As a preliminary matter, we decline to consider Zhang’s allegations that she received ineffective assistance from the attorney who represented her before the agency because she did not first present those claims before the BIA. See Yi Long Yang v. Gonzales, 478 F.3d 133, 142 (2d Cir.2007) (‘We generally require that ineffective assistance [of counsel] claims be *218presented in the first instance to the BIA, either through a motion to reopen or on direct appeal

Zhang argues that the BIA erred in rejecting her attempts to invoke the “state-created danger doctrine” as a basis for relief. Zhang’s argument raises an issue of first impression in this Circuit, but we see no reason to disagree with the BIA’s conclusion, which relies on cases holding that the state-created danger doctrine does not apply in immigration proceedings. See, e.g., Kamara v. Att’y Gen., 420 F.3d 202, 216-18 (3d Cir.2005). Accordingly, we will not disturb the BIA’s conclusion in this regard.
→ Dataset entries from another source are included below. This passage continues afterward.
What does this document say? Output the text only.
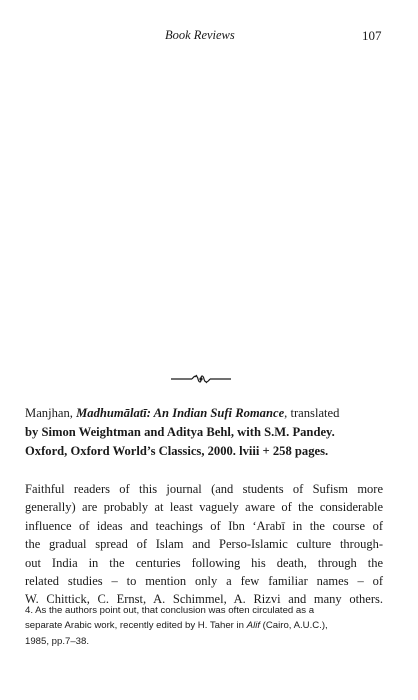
Book Reviews	107
Manjhan, Madhumālatī: An Indian Sufi Romance, translated
by Simon Weightman and Aditya Behl, with S.M. Pandey.
Oxford, Oxford World’s Classics, 2000. lviii + 258 pages.
Faithful readers of this journal (and students of Sufism more
generally) are probably at least vaguely aware of the considerable
influence of ideas and teachings of Ibn ‘Arabī in the course of
the gradual spread of Islam and Perso-Islamic culture through-
out India in the centuries following his death, through the
related studies – to mention only a few familiar names – of
W. Chittick, C. Ernst, A. Schimmel, A. Rizvi and many others.
4. As the authors point out, that conclusion was often circulated as a
separate Arabic work, recently edited by H. Taher in Alif (Cairo, A.U.C.),
1985, pp.7–38.
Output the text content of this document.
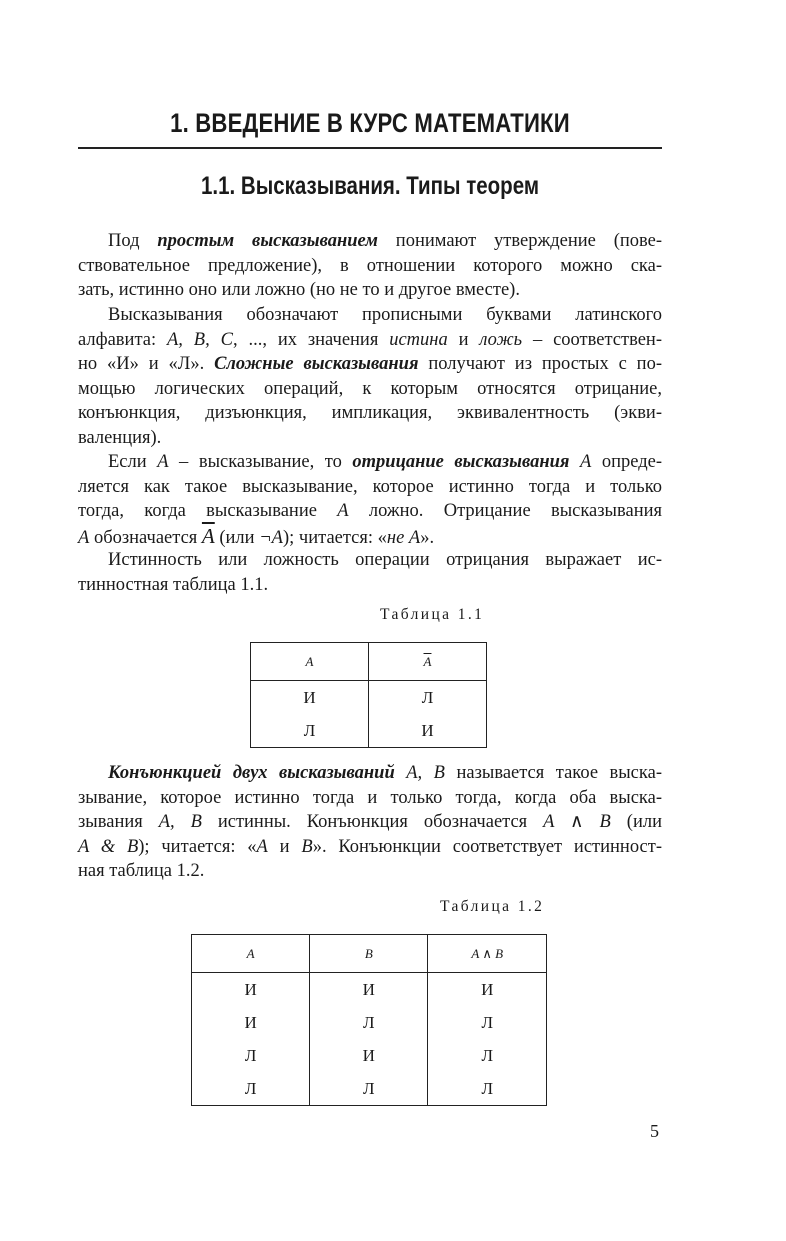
1. ВВЕДЕНИЕ В КУРС МАТЕМАТИКИ
1.1. Высказывания. Типы теорем
Под простым высказыванием понимают утверждение (пове-
ствовательное предложение), в отношении которого можно ска-
зать, истинно оно или ложно (но не то и другое вместе).
Высказывания обозначают прописными буквами латинского
алфавита: A, B, C, ..., их значения истина и ложь – соответствен-
но «И» и «Л». Сложные высказывания получают из простых с по-
мощью логических операций, к которым относятся отрицание,
конъюнкция, дизъюнкция, импликация, эквивалентность (экви-
валенция).
Если A – высказывание, то отрицание высказывания A опреде-
ляется как такое высказывание, которое истинно тогда и только
тогда, когда высказывание A ложно. Отрицание высказывания
A обозначается $\overline{A}$ (или ¬A); читается: «не A».
Истинность или ложность операции отрицания выражает ис-
тинностная таблица 1.1.
Таблица 1.1
A	$\overline{A}$
И	Л
Л	И
Конъюнкцией двух высказываний A, B называется такое выска-
зывание, которое истинно тогда и только тогда, когда оба выска-
зывания A, B истинны. Конъюнкция обозначается A ∧ B (или
A & B); читается: «A и B». Конъюнкции соответствует истинност-
ная таблица 1.2.
Таблица 1.2
A	B	A ∧ B
И	И	И
И	Л	Л
Л	И	Л
Л	Л	Л
5
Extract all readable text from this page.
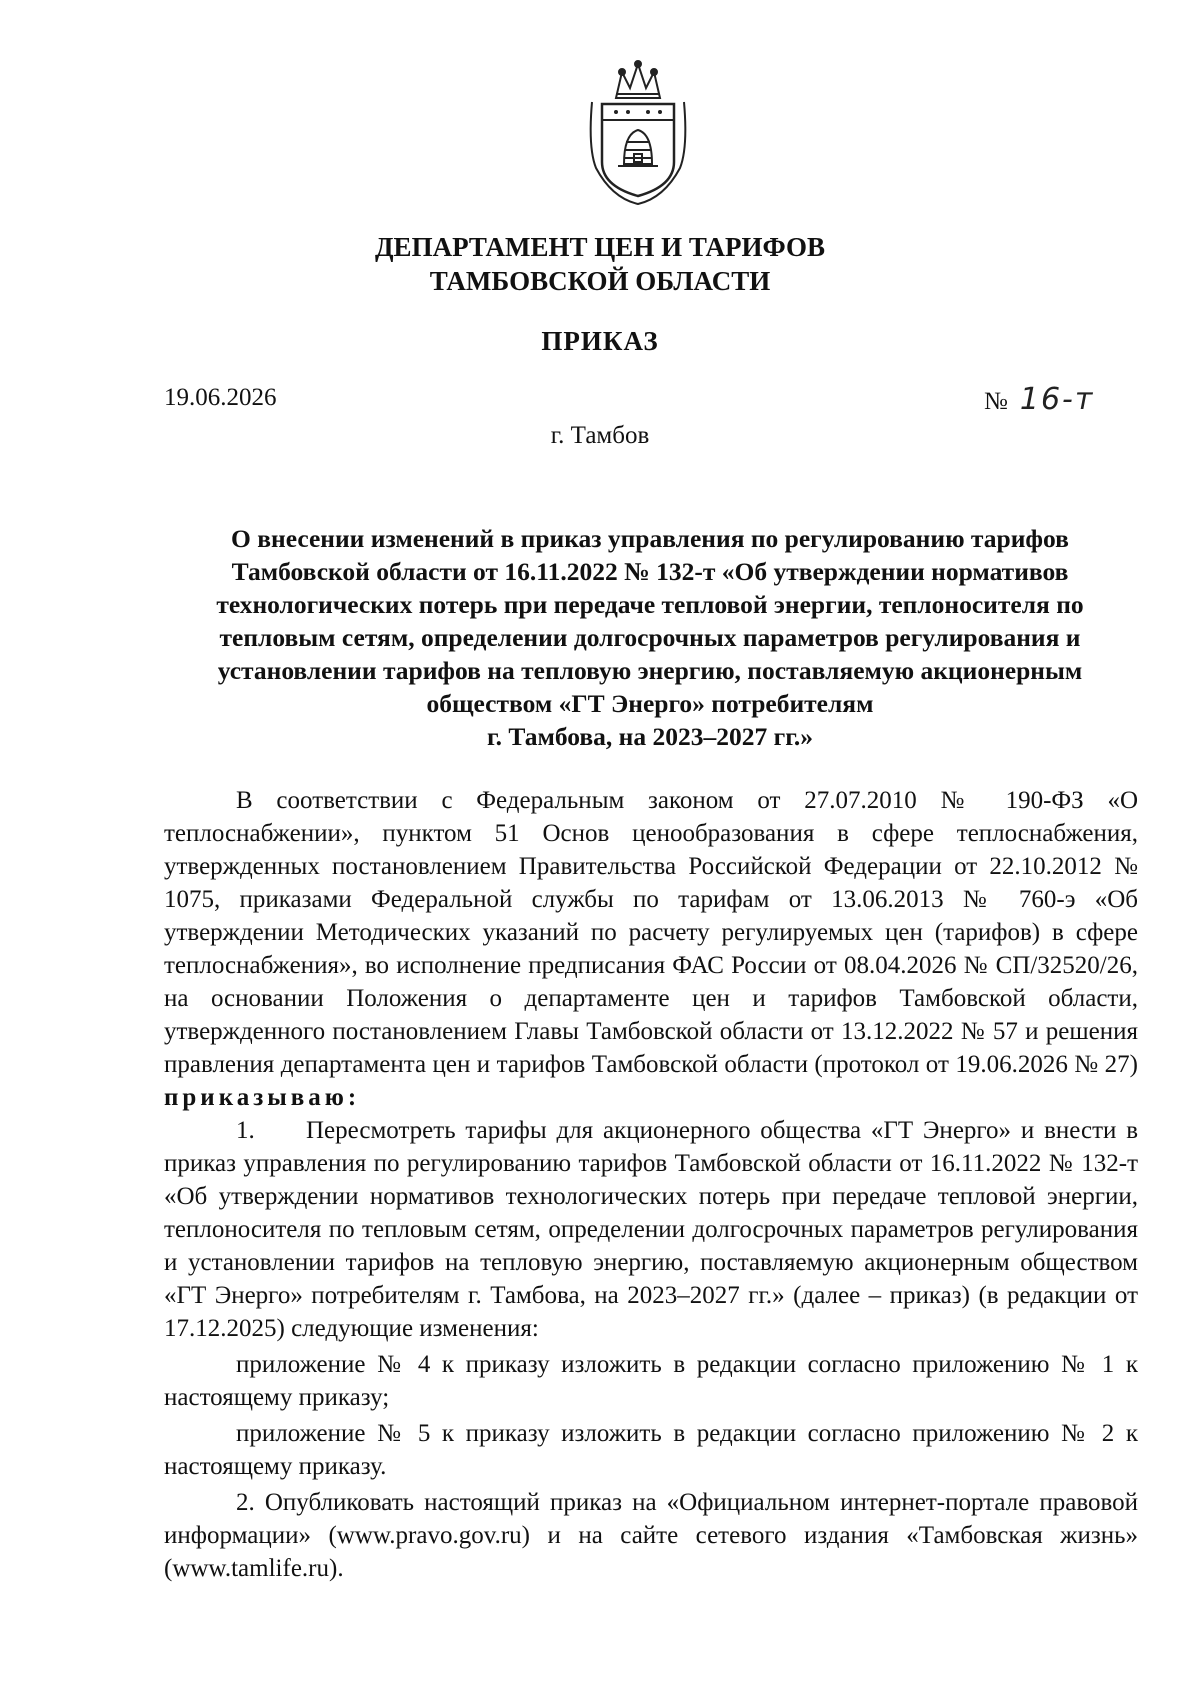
ДЕПАРТАМЕНТ ЦЕН И ТАРИФОВ
ТАМБОВСКОЙ ОБЛАСТИ
ПРИКАЗ
19.06.2026	№ 16-т
г. Тамбов
О внесении изменений в приказ управления по регулированию тарифов
Тамбовской области от 16.11.2022 № 132-т «Об утверждении нормативов
технологических потерь при передаче тепловой энергии, теплоносителя по
тепловым сетям, определении долгосрочных параметров регулирования и
установлении тарифов на тепловую энергию, поставляемую акционерным
обществом «ГТ Энерго» потребителям
г. Тамбова, на 2023–2027 гг.»

В соответствии с Федеральным законом от 27.07.2010 № 190-ФЗ «О теплоснабжении», пунктом 51 Основ ценообразования в сфере теплоснабжения, утвержденных постановлением Правительства Российской Федерации от 22.10.2012 № 1075, приказами Федеральной службы по тарифам от 13.06.2013 № 760-э «Об утверждении Методических указаний по расчету регулируемых цен (тарифов) в сфере теплоснабжения», во исполнение предписания ФАС России от 08.04.2026 № СП/32520/26, на основании Положения о департаменте цен и тарифов Тамбовской области, утвержденного постановлением Главы Тамбовской области от 13.12.2022 № 57 и решения правления департамента цен и тарифов Тамбовской области (протокол от 19.06.2026 № 27) приказываю:

1. Пересмотреть тарифы для акционерного общества «ГТ Энерго» и внести в приказ управления по регулированию тарифов Тамбовской области от 16.11.2022 № 132-т «Об утверждении нормативов технологических потерь при передаче тепловой энергии, теплоносителя по тепловым сетям, определении долгосрочных параметров регулирования и установлении тарифов на тепловую энергию, поставляемую акционерным обществом «ГТ Энерго» потребителям г. Тамбова, на 2023–2027 гг.» (далее – приказ) (в редакции от 17.12.2025) следующие изменения:

приложение № 4 к приказу изложить в редакции согласно приложению № 1 к настоящему приказу;

приложение № 5 к приказу изложить в редакции согласно приложению № 2 к настоящему приказу.

2. Опубликовать настоящий приказ на «Официальном интернет-портале правовой информации» (www.pravo.gov.ru) и на сайте сетевого издания «Тамбовская жизнь» (www.tamlife.ru).
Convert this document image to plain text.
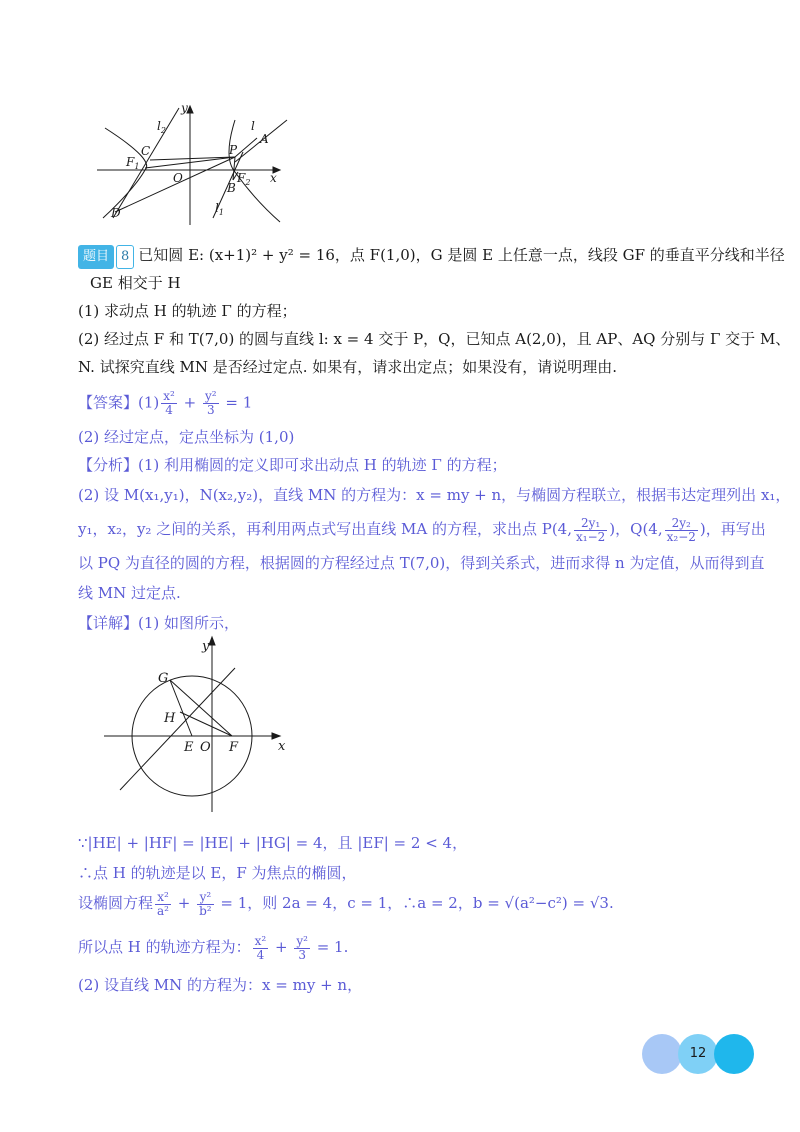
y
$l_2$	l
A
P
C
$F_1$
O	x
B
$F_2$
D	$l_1$
题目 8 已知圆 E: (x+1)² + y² = 16，点 F(1,0)，G 是圆 E 上任意一点，线段 GF 的垂直平分线和半径
GE 相交于 H
(1) 求动点 H 的轨迹 Γ 的方程；
(2) 经过点 F 和 T(7,0) 的圆与直线 l: x = 4 交于 P，Q，已知点 A(2,0)，且 AP、AQ 分别与 Γ 交于 M、
N. 试探究直线 MN 是否经过定点. 如果有，请求出定点；如果没有，请说明理由.
【答案】$(1) \frac{\text{x²}}{4} + \frac{\text{y²}}{3} = 1$
(2) 经过定点，定点坐标为 (1,0)
【分析】(1) 利用椭圆的定义即可求出动点 H 的轨迹 Γ 的方程；
(2) 设 M(x₁,y₁)，N(x₂,y₂)，直线 MN 的方程为：x = my + n，与椭圆方程联立，根据韦达定理列出 x₁，
y₁，x₂，y₂ 之间的关系，再利用两点式写出直线 MA 的方程，求出点 P(4, $\frac{\text{2y₁}}{\text{x₁−2}}$ )，Q(4, $\frac{\text{2y₂}}{\text{x₂−2}}$ )，再写出
以 PQ 为直径的圆的方程，根据圆的方程经过点 T(7,0)，得到关系式，进而求得 n 为定值，从而得到直
线 MN 过定点.
【详解】(1) 如图所示，
y
G
H
E O F	x
∵|HE| + |HF| = |HE| + |HG| = 4，且 |EF| = 2 < 4，
∴点 H 的轨迹是以 E，F 为焦点的椭圆，
设椭圆方程 $\frac{\text{x²}}{\text{a²}} + \frac{\text{y²}}{\text{b²}} = 1$，则 2a = 4，c = 1，∴a = 2，b = √(a²−c²) = √3.
所以点 H 的轨迹方程为： $\frac{\text{x²}}{4} + \frac{\text{y²}}{3} = 1$.
(2) 设直线 MN 的方程为：x = my + n，
12
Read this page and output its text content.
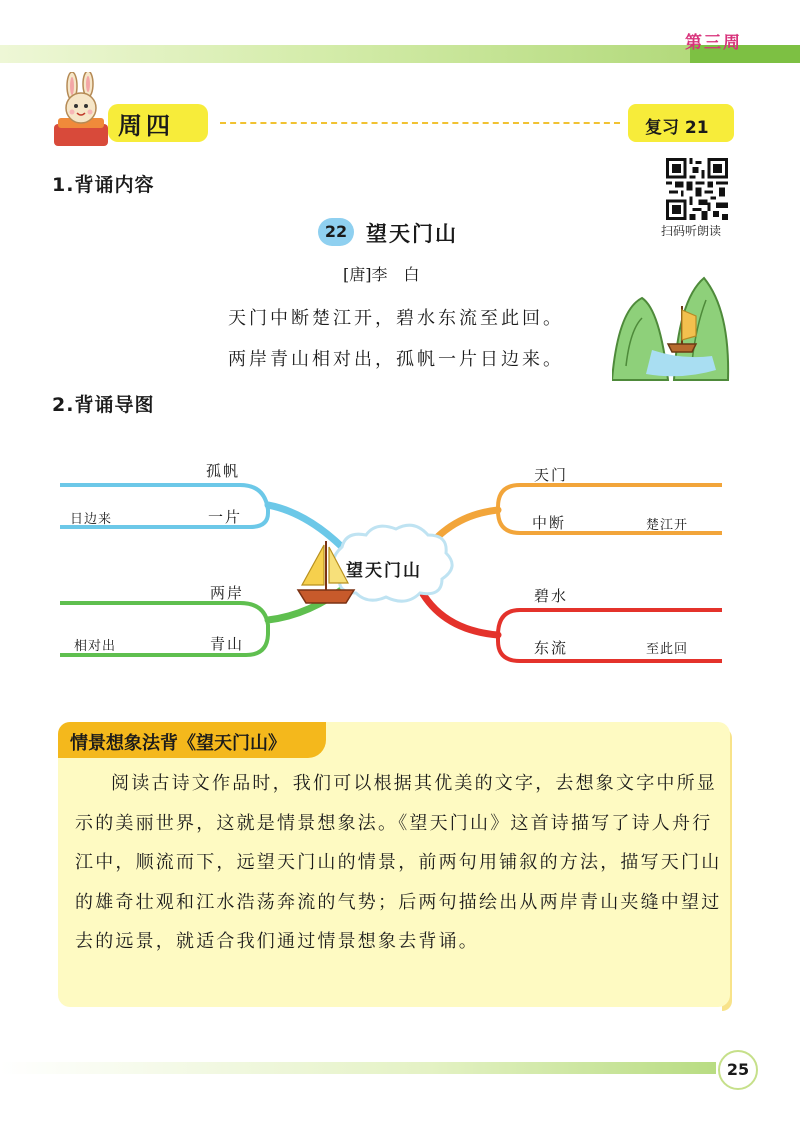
第三周
周四	复习 21
1.背诵内容
扫码听朗读
22 望天门山
[唐]李　白
天门中断楚江开，碧水东流至此回。
两岸青山相对出，孤帆一片日边来。
2.背诵导图
望天门山
孤帆
一片
日边来
两岸
青山
相对出
天门
中断	楚江开
碧水
东流	至此回
情景想象法背《望天门山》
阅读古诗文作品时，我们可以根据其优美的文字，去想象文字中所显示的美丽世界，这就是情景想象法。《望天门山》这首诗描写了诗人舟行江中，顺流而下，远望天门山的情景，前两句用铺叙的方法，描写天门山的雄奇壮观和江水浩荡奔流的气势；后两句描绘出从两岸青山夹缝中望过去的远景，就适合我们通过情景想象去背诵。
25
An alien is ineligible for asylum if “there are reasonable grounds for regarding the alien as a danger to the security of the United States.” See 8 U.S.C. § 1158(b)(2)(A)(iv); 8 C.F.R. § 208.13(c)(1). Similarly, an alien is ineligible for withholding of removal if “there are reasonable grounds to believe that the alien is a danger to the security of the United States.” See 8 U.S.C. § 1231(b)(3)(B)(iv); 8 C.F.R. § 1208.16(d)(2). Zhang challenges the agency’s application of the national security bar to her claims for relief, but Zhang’s brief to this Court challenges only one of the agency’s several findings in support of its conclusion that there were reasonable grounds for regarding her as a threat to the security of the United States. She has therefore waived any challenge to the remaining findings. See Yueqing Zhang v. Gonzales, 426 F.3d 540, 541 n. 1, 545 n. 7 (2d Cir.2005). Moreover, we are unpersuaded by her conclusory argument, unsupported by citations to any legal authority, that the agency erred by basing its application of the national security bar on her testimony and written statements that she knew the nature of her mission in the United States and assisted her cousin in pursuing that mission.

For the foregoing reasons, the petition for review is DENIED. As we have completed our review, any stay of removal that the Court previously granted in this petition is VACATED, and any pending motion for a stay of removal in this petition is DISMISSED as moot. Any pending request for oral argument in this petition is DENIED in accordance with Federal Rule of Appellate Procedure 34(a)(2), and Second Circuit Local Rule 34(b).